CHAPITRE CLXX.

Les Écriteaux des rues.


Les écriteaux du nom de chaque rue ne datent que de 1728 : avant cette époque la tradition désignoit chaque rue. On avoit commencé par une plaque de fer-blanc, le tems & la pluie en effaçoient les caracteres ; aujourd’hui ils sont gravés dans la pierre même.

On verra à la place de la nouvelle salle de la comédie françoise les rues de Corneille, de Racine, de Moliere 9 de Voltaire, de Crébillon, de Regnard ; ce qui scandalisera d’abord les échevins (il faut s’y attendre) comme en possession de la glorieuse & antique prérogative de donner seuls leurs illustres noms à des rues. Mais peu à peu ils s’accoutumeront à cette innovation, & à regarder Corneille, Moliere & Voltaire comme les compagnons de leur gloire. Enfin, la rue Racine figurera à côté de la rue Babille, sans trop étonner les quarteniers, les dizeniers, & autres officiers de l’hôtel-de-ville.

L’Année littéraire a fait derniérement une assez bonne plaisanterie, en disant que derriere la nouvelle salle du spectacle, on trouveroit le cul-de-sac la Harpe. Cela est gai. L’auteur de l’incroyable tragédie des Barmécides devroit lui-même en rire ; car c’est toujours quelque chose, en passant dans ce monde, que de donner son nom à un cul-de-sac ou à un impasse, pour quelques rimes soi-disant tragiques.

M. de Voltaire a eu beau prêcher pour ce mot impasse, on ne s’en est point servi ; & l’on continue à dire le cul-de-sac du Fort-aux-Dames, le cul-de-sac des Feuillantines, le cul-de-sac de Jérusalem, le cul-de-sac du petit Jésus, le cul-de-sac des Quatre vents, &c.
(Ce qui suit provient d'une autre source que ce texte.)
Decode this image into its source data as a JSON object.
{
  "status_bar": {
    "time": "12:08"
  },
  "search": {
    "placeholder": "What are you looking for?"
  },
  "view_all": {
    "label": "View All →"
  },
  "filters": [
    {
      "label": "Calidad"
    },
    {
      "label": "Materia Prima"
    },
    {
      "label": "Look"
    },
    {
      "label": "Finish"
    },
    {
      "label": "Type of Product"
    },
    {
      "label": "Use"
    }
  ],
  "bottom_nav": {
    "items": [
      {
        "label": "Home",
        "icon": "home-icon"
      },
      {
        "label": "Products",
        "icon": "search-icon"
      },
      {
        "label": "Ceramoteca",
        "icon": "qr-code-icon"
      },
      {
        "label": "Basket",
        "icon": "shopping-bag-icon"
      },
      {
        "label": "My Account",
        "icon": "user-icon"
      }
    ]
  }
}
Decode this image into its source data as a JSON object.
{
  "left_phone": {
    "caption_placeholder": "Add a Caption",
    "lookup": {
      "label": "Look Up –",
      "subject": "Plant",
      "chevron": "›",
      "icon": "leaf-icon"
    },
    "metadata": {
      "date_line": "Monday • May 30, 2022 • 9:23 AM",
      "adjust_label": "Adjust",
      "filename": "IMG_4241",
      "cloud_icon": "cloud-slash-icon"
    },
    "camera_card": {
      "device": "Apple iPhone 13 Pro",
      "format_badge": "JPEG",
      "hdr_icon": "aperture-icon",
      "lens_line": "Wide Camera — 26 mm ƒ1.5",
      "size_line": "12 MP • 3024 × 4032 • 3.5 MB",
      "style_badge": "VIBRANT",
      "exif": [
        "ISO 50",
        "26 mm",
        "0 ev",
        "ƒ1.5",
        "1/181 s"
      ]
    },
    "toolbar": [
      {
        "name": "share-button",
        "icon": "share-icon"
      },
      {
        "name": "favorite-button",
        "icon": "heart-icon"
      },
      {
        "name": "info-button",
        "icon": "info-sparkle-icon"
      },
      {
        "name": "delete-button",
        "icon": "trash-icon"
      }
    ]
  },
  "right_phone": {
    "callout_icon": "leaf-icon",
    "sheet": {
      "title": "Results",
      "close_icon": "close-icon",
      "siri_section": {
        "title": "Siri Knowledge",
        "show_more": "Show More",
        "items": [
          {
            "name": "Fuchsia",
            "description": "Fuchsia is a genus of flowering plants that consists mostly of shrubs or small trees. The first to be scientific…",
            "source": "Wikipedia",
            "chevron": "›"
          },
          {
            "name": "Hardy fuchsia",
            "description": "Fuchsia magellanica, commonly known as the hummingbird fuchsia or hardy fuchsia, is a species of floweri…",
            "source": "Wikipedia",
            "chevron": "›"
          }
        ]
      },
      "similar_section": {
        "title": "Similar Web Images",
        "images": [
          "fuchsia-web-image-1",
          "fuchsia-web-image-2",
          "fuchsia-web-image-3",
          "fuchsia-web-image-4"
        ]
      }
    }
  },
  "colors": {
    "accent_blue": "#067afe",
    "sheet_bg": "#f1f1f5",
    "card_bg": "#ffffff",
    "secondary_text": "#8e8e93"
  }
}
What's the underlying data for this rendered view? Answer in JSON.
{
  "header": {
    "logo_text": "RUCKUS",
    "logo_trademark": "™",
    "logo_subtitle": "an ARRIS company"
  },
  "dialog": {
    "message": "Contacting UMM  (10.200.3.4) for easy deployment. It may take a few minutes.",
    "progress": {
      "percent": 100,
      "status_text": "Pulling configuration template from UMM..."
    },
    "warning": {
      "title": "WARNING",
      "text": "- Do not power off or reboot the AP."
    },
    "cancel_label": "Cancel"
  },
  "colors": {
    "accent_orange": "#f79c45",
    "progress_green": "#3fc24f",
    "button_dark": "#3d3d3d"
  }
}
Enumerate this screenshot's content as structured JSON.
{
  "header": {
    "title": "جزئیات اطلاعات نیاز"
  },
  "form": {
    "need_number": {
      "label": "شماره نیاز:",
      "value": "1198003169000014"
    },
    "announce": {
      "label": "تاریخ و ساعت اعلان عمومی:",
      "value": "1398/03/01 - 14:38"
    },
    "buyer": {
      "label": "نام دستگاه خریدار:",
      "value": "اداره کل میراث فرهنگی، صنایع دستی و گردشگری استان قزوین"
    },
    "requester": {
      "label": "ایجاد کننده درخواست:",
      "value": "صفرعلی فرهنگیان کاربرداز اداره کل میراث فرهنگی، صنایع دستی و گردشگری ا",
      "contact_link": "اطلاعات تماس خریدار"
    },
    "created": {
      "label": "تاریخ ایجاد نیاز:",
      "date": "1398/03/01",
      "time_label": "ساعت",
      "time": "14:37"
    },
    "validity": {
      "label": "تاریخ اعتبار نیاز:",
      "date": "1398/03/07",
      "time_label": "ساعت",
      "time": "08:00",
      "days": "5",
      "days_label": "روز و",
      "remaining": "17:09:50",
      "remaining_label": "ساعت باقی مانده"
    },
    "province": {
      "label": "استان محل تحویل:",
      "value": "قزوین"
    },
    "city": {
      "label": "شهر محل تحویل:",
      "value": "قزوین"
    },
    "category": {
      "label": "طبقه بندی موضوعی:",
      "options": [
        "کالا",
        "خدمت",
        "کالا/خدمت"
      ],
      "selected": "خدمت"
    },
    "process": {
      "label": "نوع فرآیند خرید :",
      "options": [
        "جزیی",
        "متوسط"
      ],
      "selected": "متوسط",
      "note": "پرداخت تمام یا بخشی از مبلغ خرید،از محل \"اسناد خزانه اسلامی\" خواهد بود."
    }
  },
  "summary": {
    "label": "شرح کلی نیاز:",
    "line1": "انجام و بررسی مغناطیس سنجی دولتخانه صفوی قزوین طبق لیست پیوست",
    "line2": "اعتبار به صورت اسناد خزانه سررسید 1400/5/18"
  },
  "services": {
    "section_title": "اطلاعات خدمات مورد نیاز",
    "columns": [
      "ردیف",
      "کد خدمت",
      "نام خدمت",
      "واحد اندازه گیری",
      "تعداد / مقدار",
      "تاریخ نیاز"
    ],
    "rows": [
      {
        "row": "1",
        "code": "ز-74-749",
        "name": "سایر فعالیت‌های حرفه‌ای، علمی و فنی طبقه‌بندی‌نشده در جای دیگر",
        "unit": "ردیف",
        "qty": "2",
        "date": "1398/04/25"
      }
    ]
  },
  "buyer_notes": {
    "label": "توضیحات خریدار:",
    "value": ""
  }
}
On avoit commencé à numéroter les maisons des rues ; on a interrompu, je ne sais pourquoi, cette utile opération. Quel en seroit l’inconvénient ? Il seroit plus commode & plus facile d’aller tout de suite chez M. un tel, no. 87, que de trouver M. un tel au Cordon bleu, ou à la Barbe d’argent, la quinzieme porte cochere à droite ou à gauche après telle rue ; mais les portes cocheres, dit-on, n’ont pas voulu permettre que les inscripteurs les numérotassent. En effet, comment soumettre l’hôtel de M. le conseiller, de M. le fermier-général, de monseigneur l’évêque, à un vil numéro, & à quoi serviroit son marbre orgueilleux ? Tous ressemblent à César ; aucun ne veut être le second dans Rome : puis une noble porte cochere se trouveroit inscrite après une boutique roturiere. Cela imprimeroit un air d’égalité qu’il faut bien se garder d’établir. Bientôt sur les petites affiches, le convoi d’un serrurier qui sera décédé ne se trouvera plus à côté de celui d’un marquis son voisin dans la sépulture. On fera une petite barre pour les distinguer, & cela a été proposé.